Our read FAQ results indi cate that sub lethal hypoxia induces a rapid and transi ent increase in TWEAK and Fn14 mRNA expression in cerebral cortical neurons that is maximal at 1 hour for TWEAK and 3 hours for Fn14. We then quantified cell survival in Wt, TWEAK and Fn14 cerebral cortical neurons exposed to sub lethal hypoxia followed 24 hours later by lethal Inhibitors,Modulators,Libraries hypoxia. Sister cultures were exposed to lethal hypoxia without previous preconditioning as controls. A sub group of TWEAK and Fn14 neurons was incubated with TWEAK 100 ng mL during the preconditioning phase. Our results indicate that hypoxic preconditioning induces a 23. 44% increase in cell survival in Wt neurons and that this effect is abro gated in neurons genetically deficient in either TWEAK Inhibitors,Modulators,Libraries or Fn14.

Importantly, incubation with TWEAK during the preconditioning phase had a rescue effect in TWEAK but not in Fn14 neurons. To investigate whether treatment with TWEAK also has a neuroprotective effect in vivo, we measured the Inhibitors,Modulators,Libraries volume of the ischemic lesion in Wt and Fn14 mice intraperitoneally injected with either TWEAK or a com parable volume of saline solution 24 hours before tMCAO, as described in the Methods section. We found that preconditioning with TWEAK decreases the volume of the ischemic lesion from Inhibitors,Modulators,Libraries 69. 3 7. 2 mm3 to 46. 41 3. 3 mm3 and 54. 31 4. 8 mm3 24 and 48 hours after tMCAO, respectively. In contrast, we failed to observe a significant decrease in the volume of the ischemic lesion in Fn14 mice preconditioned with TWEAK.
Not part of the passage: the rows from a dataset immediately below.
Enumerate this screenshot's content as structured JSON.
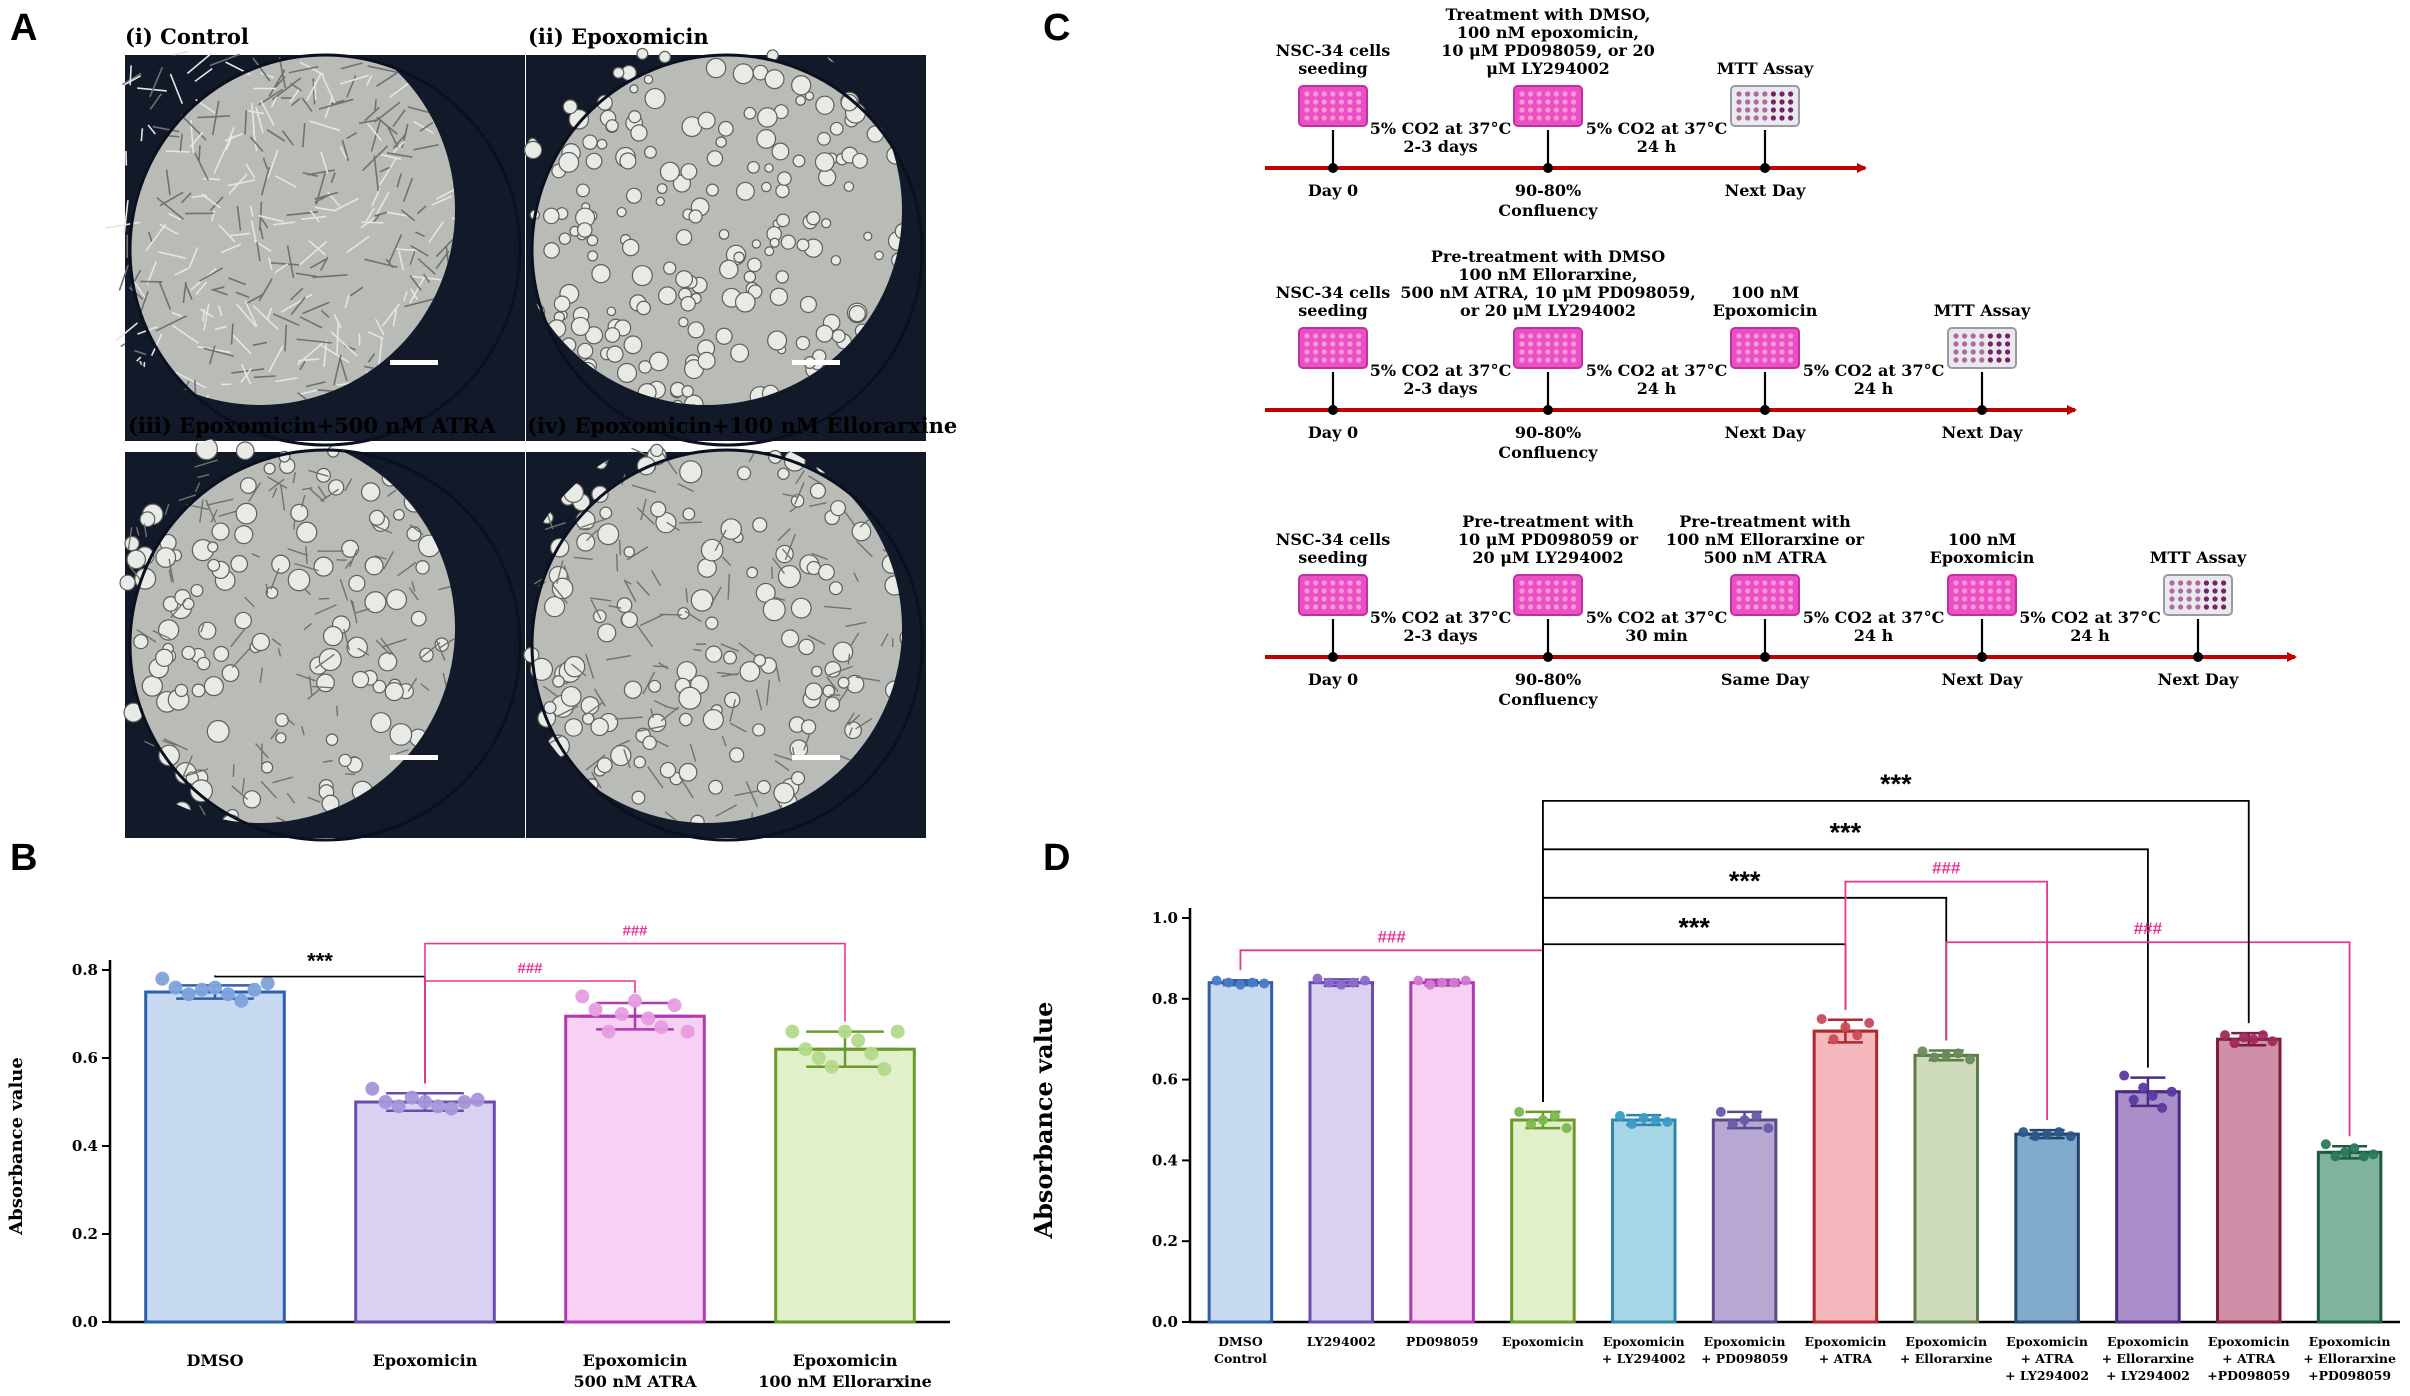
{
  "panels": {
    "a": "A",
    "b": "B",
    "c": "C",
    "d": "D"
  },
  "micrographs": [
    {
      "title": "(i) Control",
      "kind": "dense"
    },
    {
      "title": "(ii) Epoxomicin",
      "kind": "clumps"
    },
    {
      "title": "(iii) Epoxomicin+500 nM ATRA",
      "kind": "mixed"
    },
    {
      "title": "(iv) Epoxomicin+100 nM Ellorarxine",
      "kind": "round"
    }
  ],
  "timelines": [
    {
      "events": [
        {
          "top": [
            "NSC-34 cells",
            "seeding"
          ],
          "icon": "plate-icon",
          "bottom": [
            "Day 0"
          ]
        },
        {
          "top": [
            "Treatment with DMSO,",
            "100 nM epoxomicin,",
            "10 μM PD098059,  or 20",
            "μM LY294002"
          ],
          "icon": "plate-icon",
          "bottom": [
            "90-80%",
            "Confluency"
          ]
        },
        {
          "top": [
            "MTT Assay"
          ],
          "icon": "mtt-plate-icon",
          "bottom": [
            "Next Day"
          ]
        }
      ],
      "intervals": [
        [
          "5% CO2 at 37°C",
          "2-3 days"
        ],
        [
          "5% CO2 at 37°C",
          "24 h"
        ]
      ]
    },
    {
      "events": [
        {
          "top": [
            "NSC-34 cells",
            "seeding"
          ],
          "icon": "plate-icon",
          "bottom": [
            "Day 0"
          ]
        },
        {
          "top": [
            "Pre-treatment with DMSO",
            "100 nM Ellorarxine,",
            "500 nM ATRA, 10 μM PD098059,",
            "or  20 μM LY294002"
          ],
          "icon": "plate-icon",
          "bottom": [
            "90-80%",
            "Confluency"
          ]
        },
        {
          "top": [
            "100 nM",
            "Epoxomicin"
          ],
          "icon": "plate-icon",
          "bottom": [
            "Next Day"
          ]
        },
        {
          "top": [
            "MTT Assay"
          ],
          "icon": "mtt-plate-icon",
          "bottom": [
            "Next Day"
          ]
        }
      ],
      "intervals": [
        [
          "5% CO2 at 37°C",
          "2-3 days"
        ],
        [
          "5% CO2 at 37°C",
          "24 h"
        ],
        [
          "5% CO2 at 37°C",
          "24 h"
        ]
      ]
    },
    {
      "events": [
        {
          "top": [
            "NSC-34 cells",
            "seeding"
          ],
          "icon": "plate-icon",
          "bottom": [
            "Day 0"
          ]
        },
        {
          "top": [
            "Pre-treatment with",
            "10 μM PD098059 or",
            "20 μM LY294002"
          ],
          "icon": "plate-icon",
          "bottom": [
            "90-80%",
            "Confluency"
          ]
        },
        {
          "top": [
            "Pre-treatment with",
            "100 nM Ellorarxine or",
            "500 nM ATRA"
          ],
          "icon": "plate-icon",
          "bottom": [
            "Same Day"
          ]
        },
        {
          "top": [
            "100 nM",
            "Epoxomicin"
          ],
          "icon": "plate-icon",
          "bottom": [
            "Next Day"
          ]
        },
        {
          "top": [
            "MTT Assay"
          ],
          "icon": "mtt-plate-icon",
          "bottom": [
            "Next Day"
          ]
        }
      ],
      "intervals": [
        [
          "5% CO2 at 37°C",
          "2-3 days"
        ],
        [
          "5% CO2 at 37°C",
          "30 min"
        ],
        [
          "5% CO2 at 37°C",
          "24 h"
        ],
        [
          "5% CO2 at 37°C",
          "24 h"
        ]
      ]
    }
  ],
  "colors": {
    "black_bracket": "#000000",
    "pink_bracket": "#e8368f",
    "timeline_arrow": "#c00000",
    "plate": "#ec4fc4"
  },
  "chart_data": [
    {
      "type": "bar",
      "ylabel": "Absorbance value",
      "ylim": [
        0,
        0.8
      ],
      "yticks": [
        "0.0",
        "0.2",
        "0.4",
        "0.6",
        "0.8"
      ],
      "categories": [
        [
          "DMSO"
        ],
        [
          "Epoxomicin"
        ],
        [
          "Epoxomicin",
          "500 nM ATRA"
        ],
        [
          "Epoxomicin",
          "100 nM Ellorarxine"
        ]
      ],
      "values": [
        0.75,
        0.5,
        0.695,
        0.62
      ],
      "errors": [
        0.015,
        0.02,
        0.03,
        0.04
      ],
      "points": [
        [
          0.78,
          0.76,
          0.745,
          0.755,
          0.76,
          0.745,
          0.73,
          0.755,
          0.77
        ],
        [
          0.53,
          0.5,
          0.49,
          0.51,
          0.5,
          0.49,
          0.485,
          0.5,
          0.505
        ],
        [
          0.74,
          0.71,
          0.66,
          0.7,
          0.73,
          0.69,
          0.67,
          0.72,
          0.66
        ],
        [
          0.66,
          0.62,
          0.6,
          0.58,
          0.66,
          0.64,
          0.61,
          0.575,
          0.66
        ]
      ],
      "fill_colors": [
        "#c6d9f0",
        "#dad0f1",
        "#f6d1f3",
        "#e2efcb"
      ],
      "edge_colors": [
        "#2f5fa8",
        "#6a4cae",
        "#b13ab0",
        "#6a9a2a"
      ],
      "dot_colors": [
        "#7ea2dc",
        "#a894da",
        "#e79ce0",
        "#b3d98a"
      ],
      "comparisons": [
        {
          "from": 0,
          "to": 1,
          "label": "***",
          "color": "black",
          "y": 0.785
        },
        {
          "from": 1,
          "to": 2,
          "label": "###",
          "color": "pink",
          "y": 0.775
        },
        {
          "from": 1,
          "to": 3,
          "label": "###",
          "color": "pink",
          "y": 0.86
        }
      ],
      "grid": false
    },
    {
      "type": "bar",
      "ylabel": "Absorbance value",
      "ylim": [
        0,
        1.0
      ],
      "yticks": [
        "0.0",
        "0.2",
        "0.4",
        "0.6",
        "0.8",
        "1.0"
      ],
      "categories": [
        [
          "DMSO",
          "Control"
        ],
        [
          "LY294002"
        ],
        [
          "PD098059"
        ],
        [
          "Epoxomicin"
        ],
        [
          "Epoxomicin",
          "+ LY294002"
        ],
        [
          "Epoxomicin",
          "+ PD098059"
        ],
        [
          "Epoxomicin",
          "+ ATRA"
        ],
        [
          "Epoxomicin",
          "+ Ellorarxine"
        ],
        [
          "Epoxomicin",
          "+ ATRA",
          "+ LY294002"
        ],
        [
          "Epoxomicin",
          "+ Ellorarxine",
          "+ LY294002"
        ],
        [
          "Epoxomicin",
          "+ ATRA",
          "+PD098059"
        ],
        [
          "Epoxomicin",
          "+ Ellorarxine",
          "+PD098059"
        ]
      ],
      "values": [
        0.84,
        0.84,
        0.84,
        0.5,
        0.5,
        0.5,
        0.72,
        0.66,
        0.465,
        0.57,
        0.7,
        0.42
      ],
      "errors": [
        0.006,
        0.008,
        0.007,
        0.02,
        0.012,
        0.02,
        0.028,
        0.012,
        0.01,
        0.035,
        0.015,
        0.015
      ],
      "points": [
        [
          0.845,
          0.84,
          0.835,
          0.84,
          0.838
        ],
        [
          0.85,
          0.84,
          0.835,
          0.84,
          0.845
        ],
        [
          0.845,
          0.835,
          0.84,
          0.84,
          0.845
        ],
        [
          0.52,
          0.49,
          0.5,
          0.51,
          0.48
        ],
        [
          0.51,
          0.49,
          0.505,
          0.5,
          0.495
        ],
        [
          0.52,
          0.49,
          0.5,
          0.51,
          0.48
        ],
        [
          0.75,
          0.7,
          0.73,
          0.71,
          0.74
        ],
        [
          0.67,
          0.655,
          0.66,
          0.665,
          0.65
        ],
        [
          0.47,
          0.46,
          0.465,
          0.47,
          0.46
        ],
        [
          0.61,
          0.55,
          0.58,
          0.56,
          0.53,
          0.57
        ],
        [
          0.71,
          0.69,
          0.705,
          0.7,
          0.71,
          0.695
        ],
        [
          0.44,
          0.41,
          0.42,
          0.43,
          0.41,
          0.415
        ]
      ],
      "fill_colors": [
        "#c6d9f0",
        "#dad0f1",
        "#f6d1f3",
        "#e2efcb",
        "#a6d5e6",
        "#b6a8d2",
        "#f5b9bd",
        "#cfdcbc",
        "#81aacd",
        "#a98ec9",
        "#cf8fa9",
        "#80b39b"
      ],
      "edge_colors": [
        "#2f5fa8",
        "#6a4cae",
        "#b13ab0",
        "#6a9a2a",
        "#2f85a8",
        "#5b4a8a",
        "#b0272d",
        "#5e7a4a",
        "#23436a",
        "#4b2a80",
        "#7a1e3e",
        "#1e5a3e"
      ],
      "dot_colors": [
        "#4a7ac8",
        "#8a6ac8",
        "#d27ad0",
        "#7ab84a",
        "#3a9ac8",
        "#6a5aa8",
        "#c84a5a",
        "#6a8a5a",
        "#2a5a8a",
        "#5a3aa0",
        "#a02a5a",
        "#2a7a5a"
      ],
      "comparisons": [
        {
          "from": 0,
          "to": 3,
          "label": "###",
          "color": "pink",
          "y": 0.92
        },
        {
          "from": 3,
          "to": 6,
          "label": "***",
          "color": "black",
          "y": 0.935
        },
        {
          "from": 3,
          "to": 7,
          "label": "***",
          "color": "black",
          "y": 1.05
        },
        {
          "from": 6,
          "to": 8,
          "label": "###",
          "color": "pink",
          "y": 1.09
        },
        {
          "from": 3,
          "to": 9,
          "label": "***",
          "color": "black",
          "y": 1.17
        },
        {
          "from": 7,
          "to": 11,
          "label": "###",
          "color": "pink",
          "y": 0.94
        },
        {
          "from": 3,
          "to": 10,
          "label": "***",
          "color": "black",
          "y": 1.29
        }
      ],
      "grid": false
    }
  ]
}
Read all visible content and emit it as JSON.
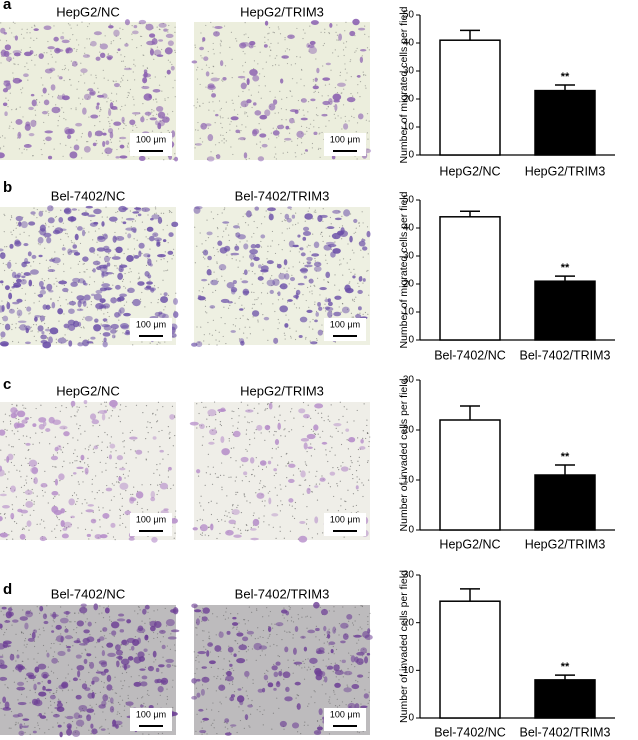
{
  "panels": [
    {
      "letter": "a",
      "images": [
        {
          "label": "HepG2/NC",
          "scale_bar": "100 μm"
        },
        {
          "label": "HepG2/TRIM3",
          "scale_bar": "100 μm"
        }
      ]
    },
    {
      "letter": "b",
      "images": [
        {
          "label": "Bel-7402/NC",
          "scale_bar": "100 μm"
        },
        {
          "label": "Bel-7402/TRIM3",
          "scale_bar": "100 μm"
        }
      ]
    },
    {
      "letter": "c",
      "images": [
        {
          "label": "HepG2/NC",
          "scale_bar": "100 μm"
        },
        {
          "label": "HepG2/TRIM3",
          "scale_bar": "100 μm"
        }
      ]
    },
    {
      "letter": "d",
      "images": [
        {
          "label": "Bel-7402/NC",
          "scale_bar": "100 μm"
        },
        {
          "label": "Bel-7402/TRIM3",
          "scale_bar": "100 μm"
        }
      ]
    }
  ],
  "chart_data": [
    {
      "type": "bar",
      "ylabel": "Number of migrated cells per field",
      "categories": [
        "HepG2/NC",
        "HepG2/TRIM3"
      ],
      "values": [
        41,
        23
      ],
      "errors": [
        3.5,
        2
      ],
      "colors": [
        "#ffffff",
        "#000000"
      ],
      "significance": [
        null,
        "**"
      ],
      "ylim": [
        0,
        50
      ],
      "yticks": [
        0,
        10,
        20,
        30,
        40,
        50
      ]
    },
    {
      "type": "bar",
      "ylabel": "Number of migrated cells per field",
      "categories": [
        "Bel-7402/NC",
        "Bel-7402/TRIM3"
      ],
      "values": [
        44,
        21
      ],
      "errors": [
        2,
        1.8
      ],
      "colors": [
        "#ffffff",
        "#000000"
      ],
      "significance": [
        null,
        "**"
      ],
      "ylim": [
        0,
        50
      ],
      "yticks": [
        0,
        10,
        20,
        30,
        40,
        50
      ]
    },
    {
      "type": "bar",
      "ylabel": "Number of invaded cells per field",
      "categories": [
        "HepG2/NC",
        "HepG2/TRIM3"
      ],
      "values": [
        22,
        11
      ],
      "errors": [
        2.8,
        2
      ],
      "colors": [
        "#ffffff",
        "#000000"
      ],
      "significance": [
        null,
        "**"
      ],
      "ylim": [
        0,
        30
      ],
      "yticks": [
        0,
        10,
        20,
        30
      ]
    },
    {
      "type": "bar",
      "ylabel": "Number of invaded cells per field",
      "categories": [
        "Bel-7402/NC",
        "Bel-7402/TRIM3"
      ],
      "values": [
        24.5,
        8
      ],
      "errors": [
        2.6,
        1
      ],
      "colors": [
        "#ffffff",
        "#000000"
      ],
      "significance": [
        null,
        "**"
      ],
      "ylim": [
        0,
        30
      ],
      "yticks": [
        0,
        10,
        20,
        30
      ]
    }
  ]
}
TNF a mediates the neuroprotective effect of TWEAK Because it has been reported that TNF a mediates some of the biological effects of TWEAK, we investigated whether TNF a also mediates TWEAK induced toler ance. First, we used an ELISA to study the expression of TNF a in the culture media of Wt cerebral cortical neu rons incubated for 1 to 60 minutes Inhibitors,Modulators,Libraries with TWEAK 100 ng mL. Our results indicated that TWEAK induces a rapid increase in the expression of neuronal TNF a and that this effect is maximum at 30 minutes of incubation. We then used the MTT assay to study cell survival in Wt cerebral cortical neurons incubated for 60 minutes with TWEAK 100 ng mL alone or in combination with neutralizing antibodies against either TNF a 0. 04 ug mL or TNFR1 100 ug mL, or an immunoglobulin G isotype control, followed 24 hours later by exposure to 55 min utes of OGD conditions.

We found that, whereas treatment with TWEAK rendered certainly neurons tol erant to a lethal hypoxia insult applied 24 hours later, this preconditioning effect was abrogated by incubation with either anti TNF a or anti TNFR1 antibodies. To further study the role of TNF a on TWEAK induced neuroprotection, we quantified cell survival in TNF a cerebral cortical neurons incubated for 1 hour with TWEAK 0 to 300 ng mL followed 24 hours later by exposure to 55 minutes of OGD condi tions. Our results indicated that TWEAK fails to induce hypoxic tolerance in TNF a neurons.